Homebuilder confidence posted its second-highest drop in the history of the NAHB/Wells Fargo Housing Market Index (HMI) in July, as home sales and buyer traffic were hampered by inflation and rising interest rates.    

Housing index fell 12 points

The index fell 12 points to 55, its largest drop after the 42-point plunge in May 2020, the National Association of Home Builders said. The monthly decrease was the seventh one in a row as fears of a weakening housing market continue amid economic headwinds that make homes increasingly unaffordable for buyers. 

Any reading above 50 indicates that more builders view conditions as good than poor.    

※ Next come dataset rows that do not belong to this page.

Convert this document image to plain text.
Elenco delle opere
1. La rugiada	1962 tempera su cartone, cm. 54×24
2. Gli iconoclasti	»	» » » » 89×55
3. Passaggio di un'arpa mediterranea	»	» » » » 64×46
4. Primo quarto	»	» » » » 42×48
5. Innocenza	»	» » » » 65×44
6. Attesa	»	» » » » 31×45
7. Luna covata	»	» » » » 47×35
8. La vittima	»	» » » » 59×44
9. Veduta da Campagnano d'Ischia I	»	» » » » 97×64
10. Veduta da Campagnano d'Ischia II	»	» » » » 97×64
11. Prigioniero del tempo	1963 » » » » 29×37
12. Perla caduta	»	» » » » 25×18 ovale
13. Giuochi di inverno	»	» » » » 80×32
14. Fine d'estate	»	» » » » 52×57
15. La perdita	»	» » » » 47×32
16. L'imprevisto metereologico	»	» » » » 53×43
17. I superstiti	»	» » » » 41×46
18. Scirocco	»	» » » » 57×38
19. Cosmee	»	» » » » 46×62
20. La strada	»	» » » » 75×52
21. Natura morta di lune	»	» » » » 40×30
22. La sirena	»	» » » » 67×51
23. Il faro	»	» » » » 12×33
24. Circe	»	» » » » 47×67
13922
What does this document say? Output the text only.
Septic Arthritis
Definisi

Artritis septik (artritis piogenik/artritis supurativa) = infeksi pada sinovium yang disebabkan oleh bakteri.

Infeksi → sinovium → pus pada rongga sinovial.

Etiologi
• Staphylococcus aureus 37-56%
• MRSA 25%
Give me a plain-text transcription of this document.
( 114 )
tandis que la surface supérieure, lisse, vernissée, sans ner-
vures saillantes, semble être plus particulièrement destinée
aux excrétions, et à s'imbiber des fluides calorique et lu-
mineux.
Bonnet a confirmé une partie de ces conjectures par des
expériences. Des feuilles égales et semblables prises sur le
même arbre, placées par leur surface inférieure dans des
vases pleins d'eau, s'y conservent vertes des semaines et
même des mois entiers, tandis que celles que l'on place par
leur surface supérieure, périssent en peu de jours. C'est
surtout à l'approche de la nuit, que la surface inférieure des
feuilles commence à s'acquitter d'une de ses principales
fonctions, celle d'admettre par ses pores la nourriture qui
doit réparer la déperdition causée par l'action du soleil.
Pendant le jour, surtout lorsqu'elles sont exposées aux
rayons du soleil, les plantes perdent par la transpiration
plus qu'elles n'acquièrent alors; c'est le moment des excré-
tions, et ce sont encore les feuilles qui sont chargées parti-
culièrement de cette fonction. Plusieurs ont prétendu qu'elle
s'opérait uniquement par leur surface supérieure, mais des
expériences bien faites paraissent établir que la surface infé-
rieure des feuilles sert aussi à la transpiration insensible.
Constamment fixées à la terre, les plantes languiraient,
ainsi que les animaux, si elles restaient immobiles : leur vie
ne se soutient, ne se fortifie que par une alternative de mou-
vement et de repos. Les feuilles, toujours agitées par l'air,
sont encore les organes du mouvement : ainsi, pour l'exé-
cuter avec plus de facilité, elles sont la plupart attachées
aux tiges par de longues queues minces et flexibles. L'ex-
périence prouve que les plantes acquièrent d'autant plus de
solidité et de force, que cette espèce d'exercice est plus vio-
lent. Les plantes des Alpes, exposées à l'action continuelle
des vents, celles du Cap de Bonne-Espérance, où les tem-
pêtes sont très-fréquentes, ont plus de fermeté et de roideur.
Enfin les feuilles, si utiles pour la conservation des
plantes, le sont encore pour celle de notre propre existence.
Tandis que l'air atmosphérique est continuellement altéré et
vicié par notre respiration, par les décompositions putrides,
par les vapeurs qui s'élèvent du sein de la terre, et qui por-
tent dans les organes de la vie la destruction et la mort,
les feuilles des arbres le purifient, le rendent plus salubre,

“Production bottlenecks, rising home building costs and high inflation are causing many builders to halt construction because the cost of land, construction and financing exceeds the market value of the home,” said NAHB Chairman Jerry Konter, a homebuilder and developer from Savannah, Georgia. “In another sign of a softening market, 13% of builders in the HMI survey reported reducing home prices in the past month to bolster sales and/or limit cancellations.” 

All three HMI components fell in July: Current sales conditions fell 12 points to 64, sales expectations for the next six months slid 11 points to 50 and traffic of prospective buyers declined 11 points to 37. 

“Affordability is the greatest challenge facing the housing market,” NAHB chief economist Robert Dietz said in a press release. “Significant segments of the homebuying population are priced out of the market. Policymakers must address supply-side issues to help builders produce more affordable housing.” 

Regionally, the three-month moving average of the index fell in all geographic regions, led by the West, with a 12-point decline to 62 and followed by the South with an eight-point fall to 70, the Northeast with a six-point slide to 65 and the Midwest with a four-point drop to 52. 

The NAHB/Wells Fargo survey measures builder perceptions of current single-family home sales, as well as sales expectations for the next six months, as “good,” “fair” or “poor.” The survey also asks builders to rate traffic of prospective buyers as “high to very high,” “average” or “low to very low.” The results are then used to calculate the seasonally adjusted index.